A few weeks ago I was speaking to a mindfulness coach we're hoping to bring onto Whole. We started talking about stress, but somewhere in the conversation she said something that stuck with me:
"People don't need more information. They need help living what they already know."
I've thought about that sentence, not because it was particularly revolutionary. In fact, it resonated because it captured something I've been noticing repeatedly in conversations with practitioners, founders, HR leaders, and members of our community.
Most people already know what contributes to good wellbeing. We know sleep matters, we know movement matters. We know stress affects us more than we'd like to admit. We know our relationships, our environment, and the way we spend our time all influence how we feel.
Yet despite knowing these things, many of us still struggle to live them consistently. The more people I speak to, the more convinced I become that wellbeing isn't really an information problem.
If anything, we're surrounded by more information than ever before.
Every week brings a new podcast, a new expert, a new framework, and a new set of habits promising to help us become healthier, happier, or more productive.
As I write this, we're preparing to launch a podcast at Whole, so I realise I'm in dangerous territory. But I don't think the world needs more information. I think it needs better conversations. Conversations that help us bridge the gap between what we know and how we actually live.
Because that gap is where most of us get stuck.
Modern wellbeing has become fragmented. We track our sleep in one place, our exercise in another, our mindfulness practice somewhere else, and our habits somewhere else again. Each tool is designed to solve a specific problem, but very few help us understand how these different parts of our lives connect.
If I'm honest, I've had moments where I've been tracking my sleep, planning my workouts, listening to wellbeing podcasts, reading books on habits, trying to drink more water, trying to spend less time on my phone, and wondering why I still felt tired.
At some point, wellbeing started looking suspiciously like admin and I have a feeling I'm not the only one.
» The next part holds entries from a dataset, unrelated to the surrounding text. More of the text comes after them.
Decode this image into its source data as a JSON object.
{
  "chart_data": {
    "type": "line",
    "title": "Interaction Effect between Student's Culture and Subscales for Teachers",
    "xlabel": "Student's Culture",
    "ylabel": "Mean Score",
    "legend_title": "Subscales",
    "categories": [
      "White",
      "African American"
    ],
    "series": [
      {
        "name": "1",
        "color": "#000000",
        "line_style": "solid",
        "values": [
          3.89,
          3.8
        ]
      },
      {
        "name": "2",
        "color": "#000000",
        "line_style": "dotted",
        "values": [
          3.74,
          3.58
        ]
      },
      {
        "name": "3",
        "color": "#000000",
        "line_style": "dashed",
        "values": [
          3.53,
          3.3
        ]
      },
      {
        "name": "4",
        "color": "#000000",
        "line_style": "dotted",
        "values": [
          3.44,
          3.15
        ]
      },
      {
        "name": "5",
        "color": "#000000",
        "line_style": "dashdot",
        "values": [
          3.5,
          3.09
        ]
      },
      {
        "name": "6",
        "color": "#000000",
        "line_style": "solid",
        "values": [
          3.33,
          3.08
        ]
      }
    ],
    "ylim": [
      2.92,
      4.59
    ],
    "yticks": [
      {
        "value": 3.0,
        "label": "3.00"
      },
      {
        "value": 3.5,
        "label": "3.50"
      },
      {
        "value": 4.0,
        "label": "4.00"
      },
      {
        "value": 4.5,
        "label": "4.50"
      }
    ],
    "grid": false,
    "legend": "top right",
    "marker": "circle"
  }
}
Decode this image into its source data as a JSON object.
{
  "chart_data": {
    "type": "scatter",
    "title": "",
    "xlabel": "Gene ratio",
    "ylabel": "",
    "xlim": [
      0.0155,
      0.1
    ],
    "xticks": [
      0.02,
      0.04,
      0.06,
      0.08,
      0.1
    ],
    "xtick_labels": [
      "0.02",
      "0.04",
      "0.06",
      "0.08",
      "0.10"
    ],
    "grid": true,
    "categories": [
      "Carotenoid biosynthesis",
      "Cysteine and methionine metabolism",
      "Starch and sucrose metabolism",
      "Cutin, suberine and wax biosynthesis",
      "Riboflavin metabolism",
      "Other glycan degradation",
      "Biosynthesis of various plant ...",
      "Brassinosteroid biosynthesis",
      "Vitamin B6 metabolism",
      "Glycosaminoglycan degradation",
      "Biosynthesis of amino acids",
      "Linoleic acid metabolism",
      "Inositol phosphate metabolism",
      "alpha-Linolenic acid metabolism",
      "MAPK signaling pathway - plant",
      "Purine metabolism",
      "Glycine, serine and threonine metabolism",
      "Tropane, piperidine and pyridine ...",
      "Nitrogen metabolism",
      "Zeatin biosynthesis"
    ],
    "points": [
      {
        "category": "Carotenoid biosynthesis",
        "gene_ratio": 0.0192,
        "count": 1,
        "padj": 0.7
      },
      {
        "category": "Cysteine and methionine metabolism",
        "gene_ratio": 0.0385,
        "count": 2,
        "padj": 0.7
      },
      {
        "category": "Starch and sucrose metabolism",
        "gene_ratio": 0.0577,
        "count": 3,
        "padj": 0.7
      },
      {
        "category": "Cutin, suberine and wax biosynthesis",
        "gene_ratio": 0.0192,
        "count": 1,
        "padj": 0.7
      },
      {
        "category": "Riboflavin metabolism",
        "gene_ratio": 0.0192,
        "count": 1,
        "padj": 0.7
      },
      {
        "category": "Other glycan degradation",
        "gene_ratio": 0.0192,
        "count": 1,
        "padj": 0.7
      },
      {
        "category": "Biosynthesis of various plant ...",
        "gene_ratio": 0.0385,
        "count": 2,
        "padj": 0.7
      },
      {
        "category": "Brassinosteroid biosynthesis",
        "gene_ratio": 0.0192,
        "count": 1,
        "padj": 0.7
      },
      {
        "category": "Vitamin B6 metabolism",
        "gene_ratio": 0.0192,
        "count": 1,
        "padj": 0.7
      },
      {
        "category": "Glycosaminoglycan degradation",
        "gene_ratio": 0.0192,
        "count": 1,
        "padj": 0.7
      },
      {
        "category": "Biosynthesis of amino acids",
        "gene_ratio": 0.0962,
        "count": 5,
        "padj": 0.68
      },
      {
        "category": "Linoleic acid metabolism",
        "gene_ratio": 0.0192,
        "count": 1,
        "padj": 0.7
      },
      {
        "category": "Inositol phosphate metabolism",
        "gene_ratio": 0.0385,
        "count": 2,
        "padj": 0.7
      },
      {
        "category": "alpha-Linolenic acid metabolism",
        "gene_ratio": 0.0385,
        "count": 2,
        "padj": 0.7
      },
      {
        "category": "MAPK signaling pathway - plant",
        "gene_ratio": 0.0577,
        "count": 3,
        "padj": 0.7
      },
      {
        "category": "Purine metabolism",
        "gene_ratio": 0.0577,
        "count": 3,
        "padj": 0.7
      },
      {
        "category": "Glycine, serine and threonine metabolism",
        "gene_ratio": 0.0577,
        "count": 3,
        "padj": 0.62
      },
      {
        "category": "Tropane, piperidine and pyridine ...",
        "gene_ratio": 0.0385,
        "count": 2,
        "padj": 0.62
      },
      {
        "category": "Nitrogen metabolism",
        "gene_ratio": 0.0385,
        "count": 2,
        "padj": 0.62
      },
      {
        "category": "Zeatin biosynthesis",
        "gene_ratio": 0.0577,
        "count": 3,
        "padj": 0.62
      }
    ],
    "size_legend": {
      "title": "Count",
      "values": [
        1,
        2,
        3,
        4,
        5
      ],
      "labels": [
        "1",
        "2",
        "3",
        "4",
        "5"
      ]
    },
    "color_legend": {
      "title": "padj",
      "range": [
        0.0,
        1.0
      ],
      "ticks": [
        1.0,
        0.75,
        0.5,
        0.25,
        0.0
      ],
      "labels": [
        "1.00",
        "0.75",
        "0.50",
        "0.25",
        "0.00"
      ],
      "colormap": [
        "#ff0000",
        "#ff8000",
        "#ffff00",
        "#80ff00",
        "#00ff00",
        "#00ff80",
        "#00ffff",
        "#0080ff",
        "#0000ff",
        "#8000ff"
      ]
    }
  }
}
Somewhere along the way, wellbeing became another thing to optimise. Another area of life where we're trying to do better, be better, improve more. What begins as self-care can quietly turn into self-management.
When I think about the people in my life who seem genuinely well, they rarely appear to be doing more than everyone else, in fact, the opposite often seems true.
They aren't chasing every trend. They aren't constantly searching for the perfect routine or the latest productivity hack. They aren't trying to squeeze one more habit into an already full day.
What they seem to have found is a rhythm.
After all, most of us already know what helps us feel well. The harder question is whether we've created enough space in our lives to actually live it.
I know I'm still working on it. There are days when I create the space to move, rest, and be present, and there are days when I don't. But if there's one thing I've been reminded of lately, it's that wellbeing isn't built in a moment of inspiration. It's built in the small decisions to return to what matters, again and again.